Los gestos anulan, la agresión atenta contra la armonía. La violencia estalla en los polos más extremos. Desde la televisión lanzan mensajes de ataque. Desde las redes se reproducen memes ofensivos, mientras que en el mundo personal las frases hirientes proliferan. Estamos en la era de la supresión.
Los antagonismos invaden el mundo. En Italia, llegó al poder Giorgia Meloni, conocida por su intolerancia a las diferencias. En Estados Unidos, Donald Trump planea volver a la presidencia, el mismo que quiso construir un muro entre Estados Unidos y México. En Chile llego a ser candidato presidencial José Antonio Kast y en Brasil gobernó hace tres años Jair Bolsonaro.
La pandemia atrajo movimientos intolerantes. Nacen de la sociedad y a la vez son una expresión de descontento.
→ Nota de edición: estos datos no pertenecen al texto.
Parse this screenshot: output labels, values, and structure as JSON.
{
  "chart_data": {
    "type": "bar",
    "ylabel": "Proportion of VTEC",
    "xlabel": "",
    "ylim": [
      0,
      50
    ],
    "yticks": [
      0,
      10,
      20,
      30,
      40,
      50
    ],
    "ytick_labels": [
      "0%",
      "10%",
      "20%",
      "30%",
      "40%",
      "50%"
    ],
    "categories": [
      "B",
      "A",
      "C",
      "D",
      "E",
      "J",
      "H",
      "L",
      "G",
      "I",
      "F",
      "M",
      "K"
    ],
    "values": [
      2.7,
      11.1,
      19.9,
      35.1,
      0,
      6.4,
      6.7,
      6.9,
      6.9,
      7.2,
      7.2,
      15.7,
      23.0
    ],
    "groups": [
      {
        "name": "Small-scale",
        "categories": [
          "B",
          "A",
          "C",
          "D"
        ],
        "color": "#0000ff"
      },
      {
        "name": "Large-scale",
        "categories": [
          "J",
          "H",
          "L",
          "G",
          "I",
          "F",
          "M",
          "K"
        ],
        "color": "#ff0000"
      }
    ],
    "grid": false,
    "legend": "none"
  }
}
Emergen de los errores políticos, como aquellas cuestiones no deseadas. Las personas reaccionan, se enojan, muestran su malestar. Pero también exponen los vicios sociales. Mogólico, como insulto, se transforma en una grave naturalización, hasta fue usado por un excandidato presidencial. Los memes discriminatorios trazan la vida cotidiana, allí donde se confunde el humor con matices machistas, racistas, xenófobos o homofóbicos.
Hablar de fenómenos aislados roza la ingenuidad. Vivimos en una sociedad donde se festejan muertes y despedidos laborales, una sociedad que divide las aguas entre buenos y malos. El dedo estigmatizador se empecina en señalar, crea nuevos residuos y somete a miradas inquisidoras. Las deshumanización está a la orden del día, las personas de carne y hueso no figuran en el mapa.
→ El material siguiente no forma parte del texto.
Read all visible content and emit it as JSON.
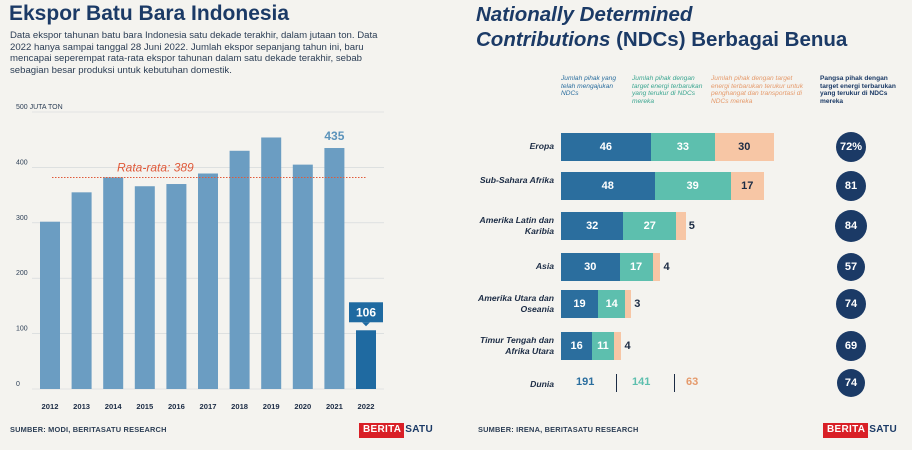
{
  "left": {
    "title": "Ekspor Batu Bara Indonesia",
    "description": "Data ekspor tahunan batu bara Indonesia satu dekade terakhir, dalam jutaan ton. Data 2022 hanya sampai tanggal 28 Juni 2022. Jumlah ekspor sepanjang tahun ini, baru mencapai seperempat rata-rata ekspor tahunan dalam satu dekade terakhir, sebab sebagian besar produksi untuk kebutuhan domestik.",
    "source": "SUMBER: MODI, BERITASATU RESEARCH",
    "logo_part1": "BERITA",
    "logo_part2": "SATU"
  },
  "right": {
    "title_italic": "Nationally Determined",
    "title_italic2": "Contributions",
    "title_rest": " (NDCs) Berbagai Benua",
    "source": "SUMBER: IRENA, BERITASATU RESEARCH",
    "logo_part1": "BERITA",
    "logo_part2": "SATU"
  },
  "chart_data": [
    {
      "type": "bar",
      "title": "Ekspor Batu Bara Indonesia",
      "ylabel": "JUTA TON",
      "categories": [
        "2012",
        "2013",
        "2014",
        "2015",
        "2016",
        "2017",
        "2018",
        "2019",
        "2020",
        "2021",
        "2022"
      ],
      "values": [
        302,
        355,
        382,
        366,
        370,
        389,
        430,
        454,
        405,
        435,
        106
      ],
      "highlight_labels": {
        "2021": "435",
        "2022": "106"
      },
      "ylim": [
        0,
        500
      ],
      "yticks": [
        "0",
        "100",
        "200",
        "300",
        "400",
        "500"
      ],
      "top_tick_label": "500 JUTA TON",
      "average": {
        "label": "Rata-rata: 389",
        "value": 389
      },
      "colors": {
        "bar": "#6b9dc2",
        "highlight": "#1f6aa1",
        "average_line": "#e05a3a",
        "average_label": "#e05a3a"
      }
    },
    {
      "type": "bar",
      "orientation": "horizontal-stacked",
      "title": "Nationally Determined Contributions (NDCs) Berbagai Benua",
      "column_headers": [
        "Jumlah pihak yang telah mengajukan NDCs",
        "Jumlah pihak dengan target energi terbarukan yang terukur di NDCs mereka",
        "Jumlah pihak dengan target energi terbarukan terukur untuk penghangat dan transportasi di NDCs mereka",
        "Pangsa pihak dengan target energi terbarukan yang terukur di NDCs mereka"
      ],
      "categories": [
        "Eropa",
        "Sub-Sahara Afrika",
        "Amerika Latin dan Karibia",
        "Asia",
        "Amerika Utara dan Oseania",
        "Timur Tengah dan Afrika Utara"
      ],
      "series": [
        {
          "values": [
            46,
            48,
            32,
            30,
            19,
            16
          ]
        },
        {
          "values": [
            33,
            39,
            27,
            17,
            14,
            11
          ]
        },
        {
          "values": [
            30,
            17,
            5,
            4,
            3,
            4
          ]
        }
      ],
      "shares": [
        "72%",
        "81",
        "84",
        "57",
        "74",
        "69"
      ],
      "world": {
        "label": "Dunia",
        "values": [
          "191",
          "141",
          "63"
        ],
        "share": "74"
      },
      "colors": {
        "s1": "#2b6e9e",
        "s2": "#5dbfae",
        "s3": "#f7c6a5",
        "circle": "#1b3a66",
        "h1": "#2b6e9e",
        "h2": "#3aa590",
        "h3": "#e59a6b",
        "h4": "#1b3a66"
      }
    }
  ]
}
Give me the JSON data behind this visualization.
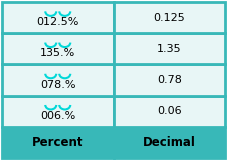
{
  "headers": [
    "Percent",
    "Decimal"
  ],
  "rows": [
    [
      "006.%",
      "0.06"
    ],
    [
      "078.%",
      "0.78"
    ],
    [
      "135.%",
      "1.35"
    ],
    [
      "012.5%",
      "0.125"
    ]
  ],
  "header_bg": "#38b8b8",
  "row_bg": "#e8f6f6",
  "border_color": "#38b8b8",
  "header_text_color": "#000000",
  "cell_text_color": "#000000",
  "arrow_color": "#00d8d8",
  "header_fontsize": 8.5,
  "cell_fontsize": 8.0
}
“Si lleva estas medidas de ajuste, lo van a tirar al Riachuelo" y "Los voy a dejar sin un peso, los voy a fundir a todos” conectan la imprudencia desde aristas opuestas.
Las pantallas son el refugio de los intolerantes. Los comentarios llueven, los "Me gusta" manifiestan ironías y goces, los retuiteos avalan agresiones. La bola de nieve es indomable. El tiempo productivo se pierde entre ruidos. No se apaga el fuego con un balde de nafta.